De acuerdo con la versión de Rubén Zaldívar, Martín (el imprudente) se da a la fuga al darse cuenta de lo grave del delito que ha cometido, pero Rafael Lara dice que Martín llega hasta las puertas de su casa, llevado por un amigo en una bicicleta, para avisarle que se habían estrellado.

“Yo llamé al señor Enrique Arce (+), quien en ese entonces era el sobrestante en general del Consorcio Caribe, y al ingeniero Daniel Ortiz que era el técnico de la misma empresa. Nos fuimos los tres, por ahí por donde está la torre de microondas, ha de ser como el kilómetro 315 o algo así. Llegamos, vimos la brecha que abrió la camioneta y alcanzamos a ver que ahí estaba Madera casi muriéndose. Estaba vivo pero irreconocible y con el brazo casi desprendido.

“Lo trajimos rápidamente con el doctor Goyito (Gregorio Sánchez, vivía en el campamento de la avenida Náder). Él le dio los primeros auxilios y para empezar le quitó el brazo. Se fletó de inmediato una camioneta para trasladarlo a Valladolid o a Mérida, en donde se tuviera mejor instrumental médico. Era una camioneta que por cierto manejaba El Grande (Miguel Ángel Pérez).

“Alguien me preguntó qué se iba a hacer con el brazo y yo le respondí que se guardara para cualquier asunto legal que se requiriera. Lamentablemente Ricardo Madera falleció en el trascurso del viaje y por la impresión de la muerte ya nadie se acordó del brazo.

“La verdad es que después ya no supe quién tuvo la idea de guardar el brazo del joven Madera en el refrigerador de la casa 15, que era precisamente la Casa de Visitas del campamento.

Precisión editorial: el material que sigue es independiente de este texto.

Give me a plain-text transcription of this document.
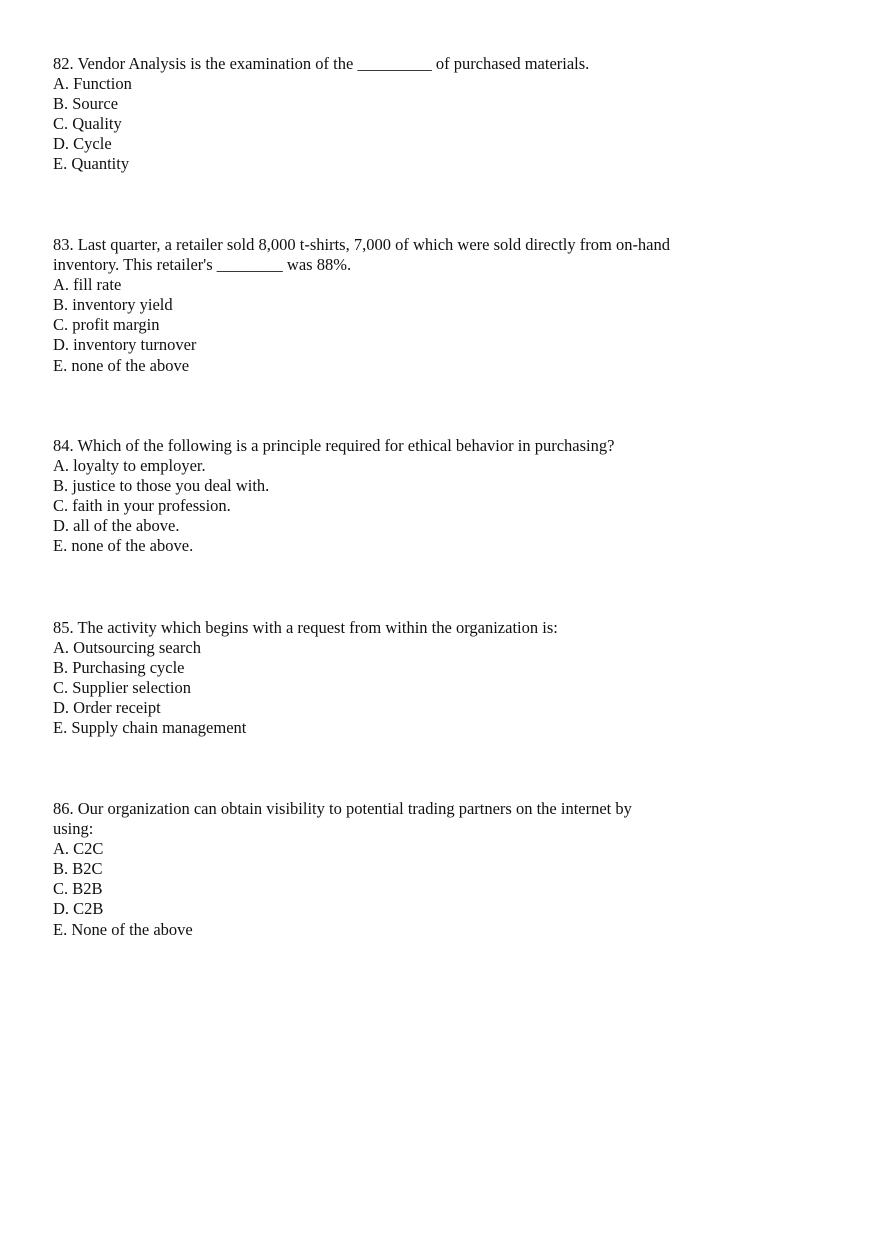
82. Vendor Analysis is the examination of the _________ of purchased materials.

A. Function
B. Source
C. Quality
D. Cycle
E. Quantity

83. Last quarter, a retailer sold 8,000 t-shirts, 7,000 of which were sold directly from on-hand inventory. This retailer's ________ was 88%.

A. fill rate
B. inventory yield
C. profit margin
D. inventory turnover
E. none of the above

84. Which of the following is a principle required for ethical behavior in purchasing?

A. loyalty to employer.
B. justice to those you deal with.
C. faith in your profession.
D. all of the above.
E. none of the above.

85. The activity which begins with a request from within the organization is:

A. Outsourcing search
B. Purchasing cycle
C. Supplier selection
D. Order receipt
E. Supply chain management

86. Our organization can obtain visibility to potential trading partners on the internet by using:

A. C2C
B. B2C
C. B2B
D. C2B
E. None of the above
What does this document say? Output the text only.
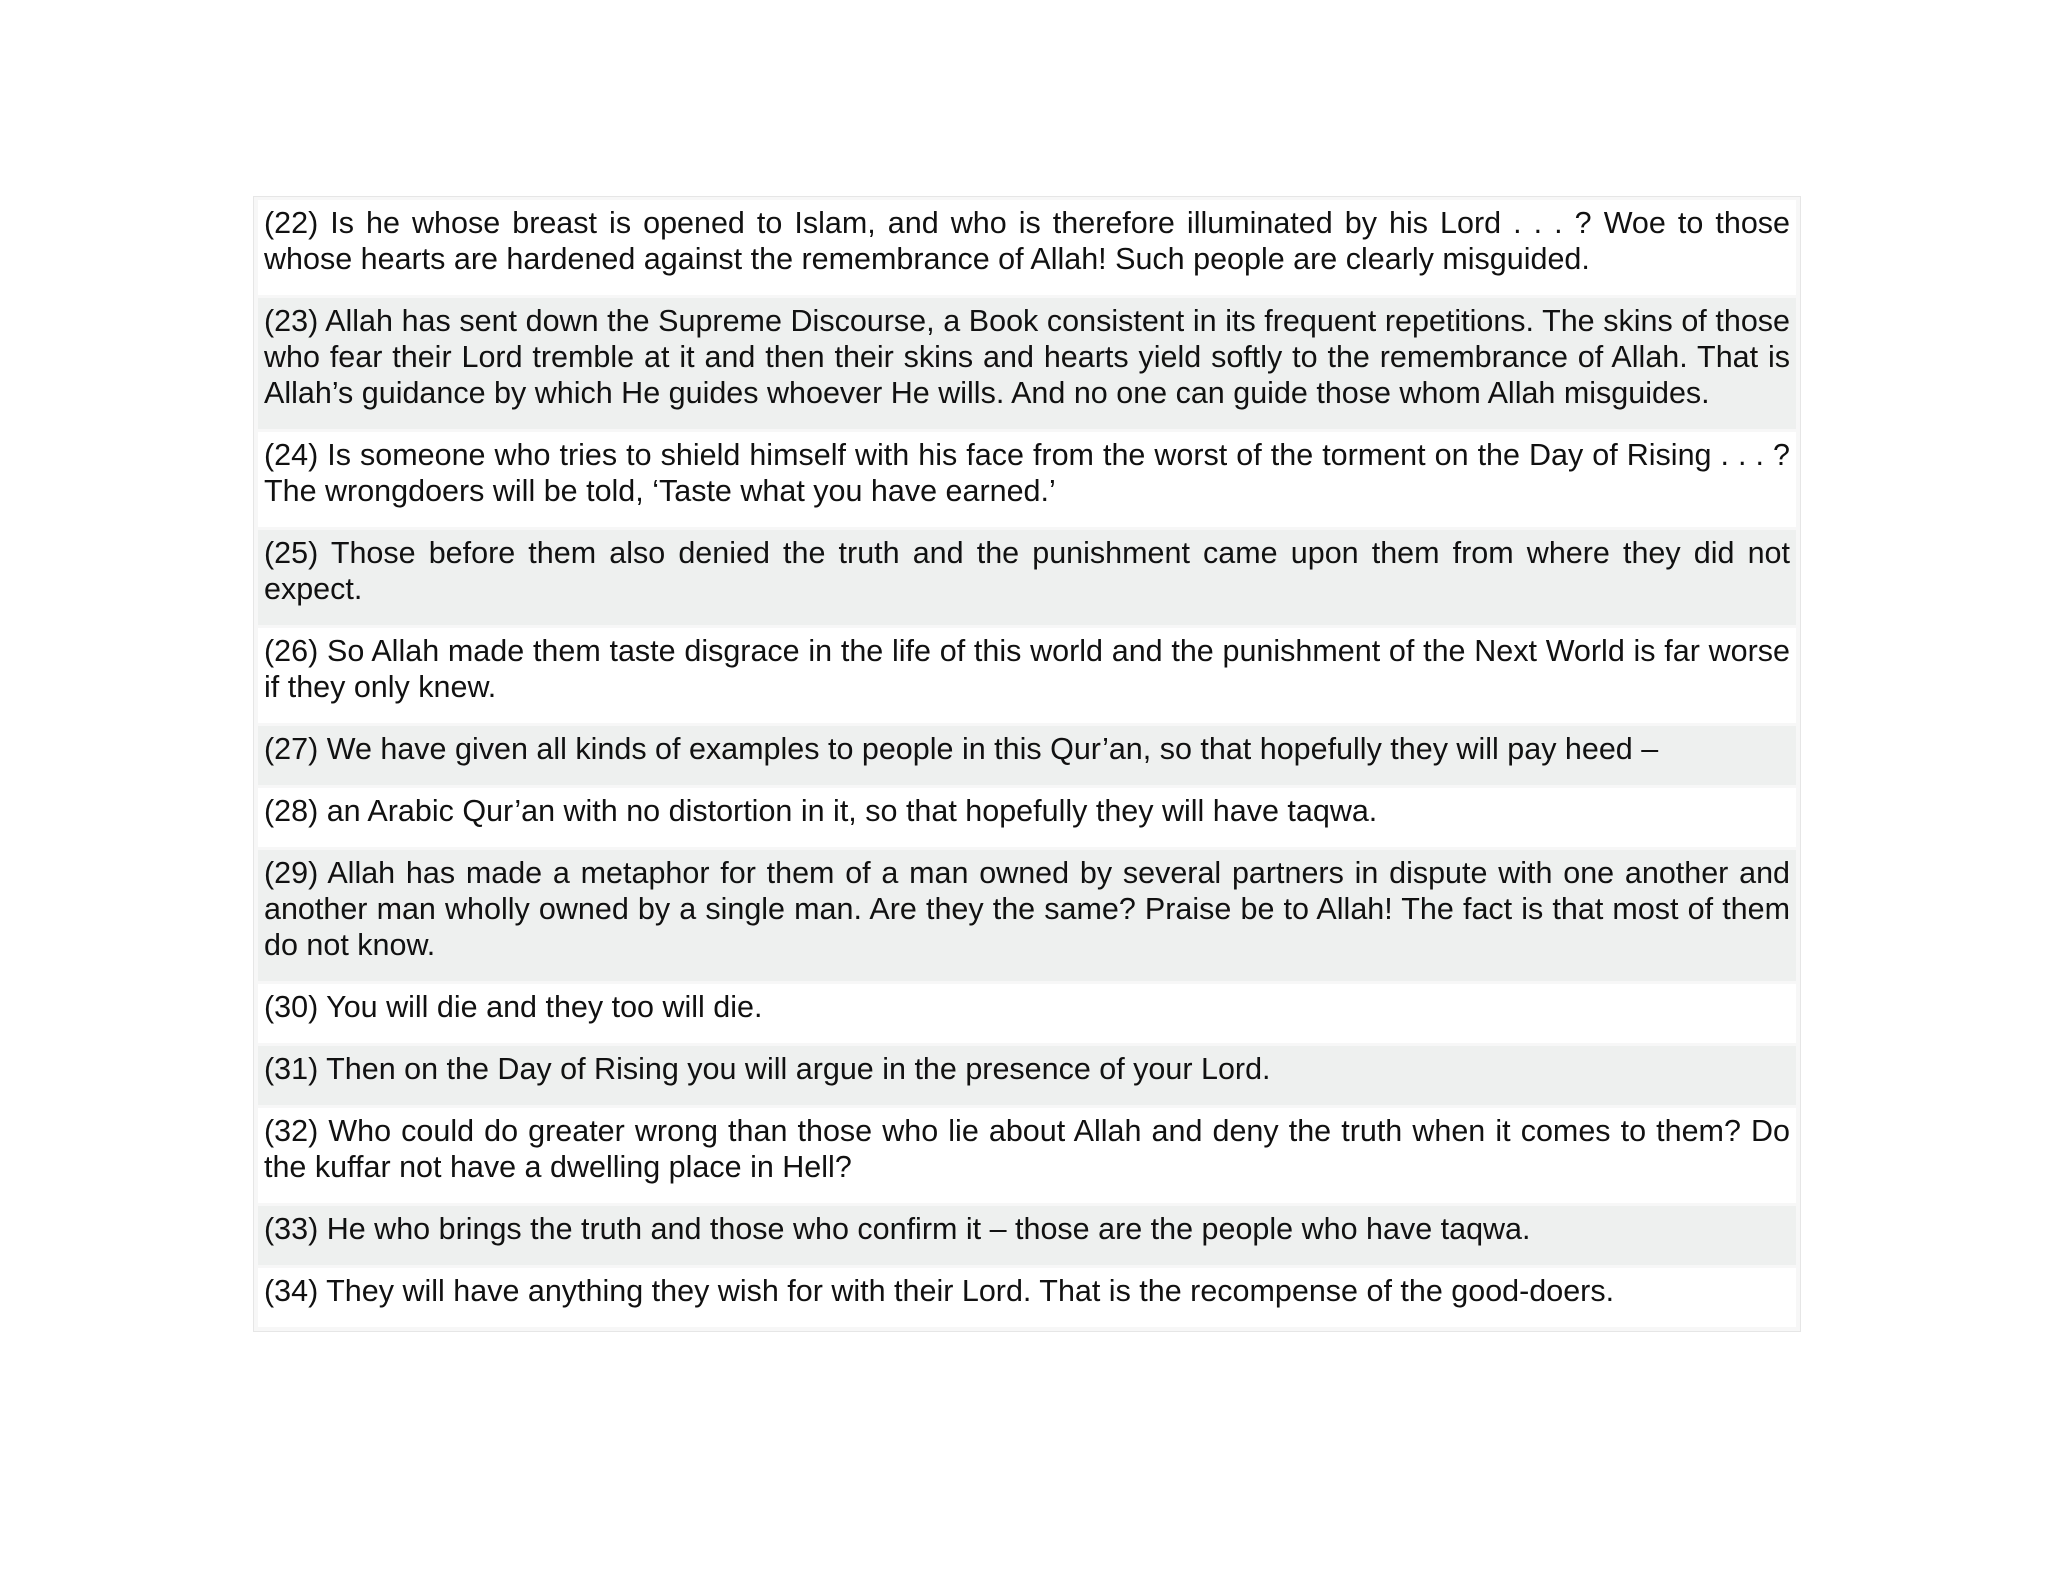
(22) Is he whose breast is opened to Islam, and who is therefore illuminated by his Lord . . . ? Woe to those whose hearts are hardened against the remembrance of Allah! Such people are clearly misguided.
(23) Allah has sent down the Supreme Discourse, a Book consistent in its frequent repetitions. The skins of those who fear their Lord tremble at it and then their skins and hearts yield softly to the remembrance of Allah. That is Allah’s guidance by which He guides whoever He wills. And no one can guide those whom Allah misguides.
(24) Is someone who tries to shield himself with his face from the worst of the torment on the Day of Rising . . . ? The wrongdoers will be told, ‘Taste what you have earned.’
(25) Those before them also denied the truth and the punishment came upon them from where they did not expect.
(26) So Allah made them taste disgrace in the life of this world and the punishment of the Next World is far worse if they only knew.
(27) We have given all kinds of examples to people in this Qur’an, so that hopefully they will pay heed –
(28) an Arabic Qur’an with no distortion in it, so that hopefully they will have taqwa.
(29) Allah has made a metaphor for them of a man owned by several partners in dispute with one another and another man wholly owned by a single man. Are they the same? Praise be to Allah! The fact is that most of them do not know.
(30) You will die and they too will die.
(31) Then on the Day of Rising you will argue in the presence of your Lord.
(32) Who could do greater wrong than those who lie about Allah and deny the truth when it comes to them? Do the kuffar not have a dwelling place in Hell?
(33) He who brings the truth and those who confirm it – those are the people who have taqwa.
(34) They will have anything they wish for with their Lord. That is the recompense of the good-doers.
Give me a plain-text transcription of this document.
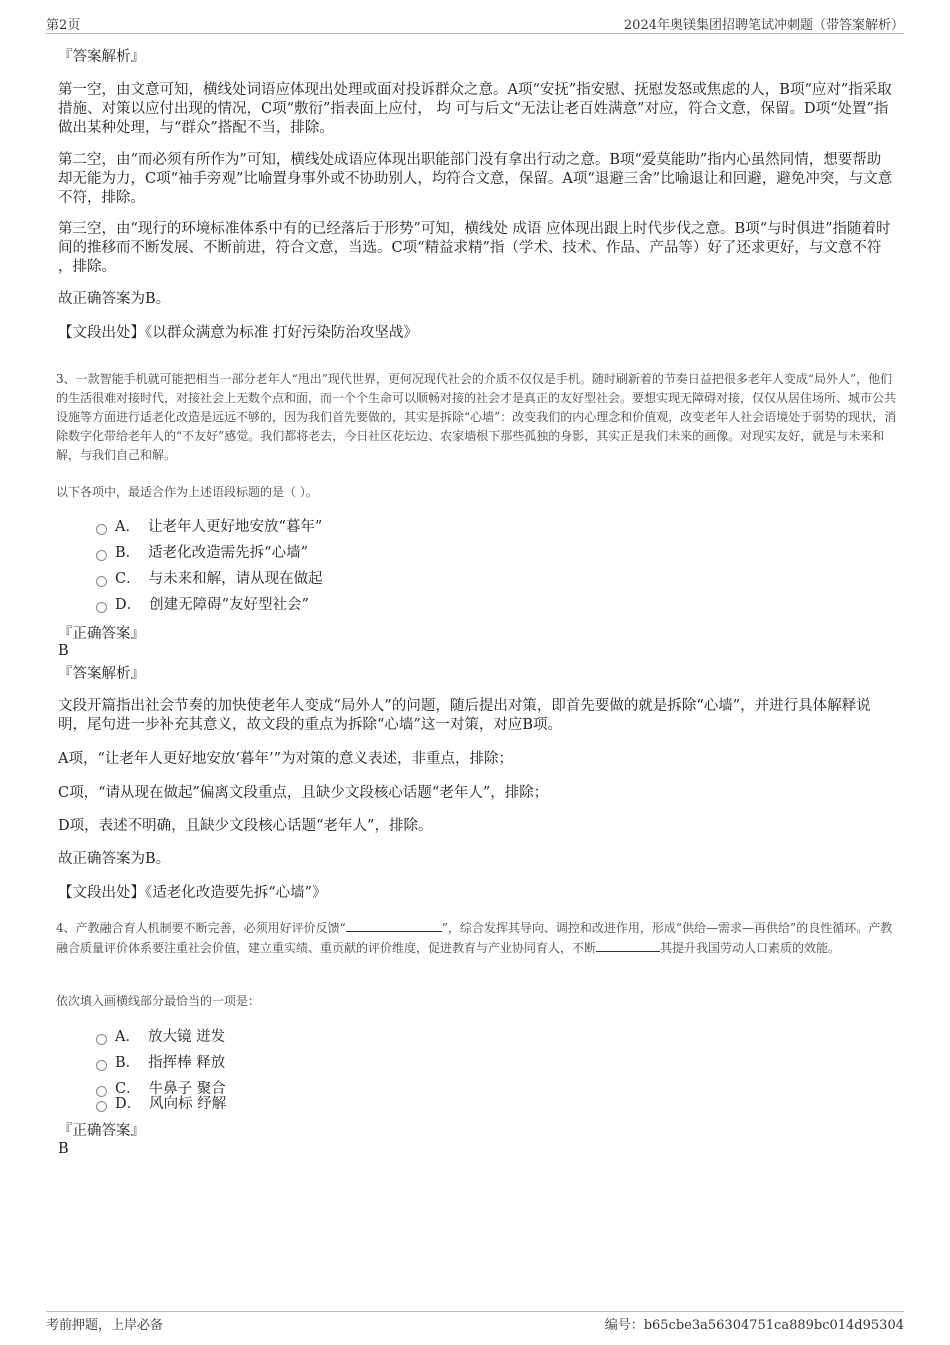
第2页	2024年奥镁集团招聘笔试冲刺题（带答案解析）

『答案解析』

第一空，由文意可知，横线处词语应体现出处理或面对投诉群众之意。A项“安抚”指安慰、抚慰发怒或焦虑的人，B项“应对”指采取措施、对策以应付出现的情况，C项“敷衍”指表面上应付， 均 可与后文“无法让老百姓满意”对应，符合文意，保留。D项“处置”指做出某种处理，与“群众”搭配不当，排除。

第二空，由“而必须有所作为”可知，横线处成语应体现出职能部门没有拿出行动之意。B项“爱莫能助”指内心虽然同情，想要帮助却无能为力，C项“袖手旁观”比喻置身事外或不协助别人，均符合文意，保留。A项“退避三舍”比喻退让和回避，避免冲突，与文意不符，排除。

第三空，由“现行的环境标准体系中有的已经落后于形势”可知，横线处 成语 应体现出跟上时代步伐之意。B项“与时俱进”指随着时间的推移而不断发展、不断前进，符合文意，当选。C项“精益求精”指（学术、技术、作品、产品等）好了还求更好，与文意不符 ，排除。

故正确答案为B。

【文段出处】《以群众满意为标准 打好污染防治攻坚战》

3、一款智能手机就可能把相当一部分老年人“甩出”现代世界，更何况现代社会的介质不仅仅是手机。随时刷新着的节奏日益把很多老年人变成“局外人”，他们的生活很难对接时代，对接社会上无数个点和面，而一个个生命可以顺畅对接的社会才是真正的友好型社会。要想实现无障碍对接，仅仅从居住场所、城市公共设施等方面进行适老化改造是远远不够的，因为我们首先要做的，其实是拆除“心墙”：改变我们的内心理念和价值观，改变老年人社会语境处于弱势的现状，消除数字化带给老年人的“不友好”感觉。我们都将老去，今日社区花坛边、农家墙根下那些孤独的身影，其实正是我们未来的画像。对现实友好，就是与未来和解，与我们自己和解。

以下各项中，最适合作为上述语段标题的是（ ）。

A． 让老年人更好地安放“暮年”
B． 适老化改造需先拆“心墙”
C． 与未来和解，请从现在做起
D． 创建无障碍“友好型社会”

『正确答案』

B

『答案解析』

文段开篇指出社会节奏的加快使老年人变成“局外人”的问题，随后提出对策，即首先要做的就是拆除“心墙”，并进行具体解释说明，尾句进一步补充其意义，故文段的重点为拆除“心墙”这一对策，对应B项。

A项，“让老年人更好地安放‘暮年’”为对策的意义表述，非重点，排除；

C项，“请从现在做起”偏离文段重点，且缺少文段核心话题“老年人”，排除；

D项，表述不明确，且缺少文段核心话题“老年人”，排除。

故正确答案为B。

【文段出处】《适老化改造要先拆“心墙”》

4、产教融合育人机制要不断完善，必须用好评价反馈“	”，综合发挥其导向、调控和改进作用，形成“供给—需求—再供给”的良性循环。产教融合质量评价体系要注重社会价值，建立重实绩、重贡献的评价维度，促进教育与产业协同育人，不断	其提升我国劳动人口素质的效能。

依次填入画横线部分最恰当的一项是：

A． 放大镜 迸发
B． 指挥棒 释放
C． 牛鼻子 聚合
D． 风向标 纾解

『正确答案』

B

考前押题，上岸必备	编号：b65cbe3a56304751ca889bc014d95304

“Tres o cuatro días después llegó a Cancún un inversionista al que estaba atendiendo Rubén Zaldívar y fue hospedado ahí, en la casa 15; jamás nos imaginamos lo que iba a ocurrir. Como al mediodía el hombre tuvo sed, se fue al refrigerador a buscar hielo y de pronto se encontró con el brazo humano congelado, así que despavorido salió gritando ¡Murder! ¡Murder! (asesinato en inglés).

“Hasta entonces nos acordamos del brazo, y por supuesto nos preocupaba el impacto que el inversionista fuera a tener con los jefes”.

Hoy, esta historia se platica con cierta hilaridad, pero en su momento provocó que las buenas costumbres gastronómicas de los cancunenses quedaran en entredicho. Pensaron que éramos caníbales.

Como colofón debe consignarse que el imprudente camionero se dio a la fuga, pero días más tarde fue detenido en Puerto Morelos por el subdelegado de Isla Mujeres, Pablo Pacheco, quien le siguió la pista. Ricardo Madera estuvo casado con la señora Mirza Yolanda Heredia Echazarreta y tuvo dos hijos: Roberto y Ricardo Omar.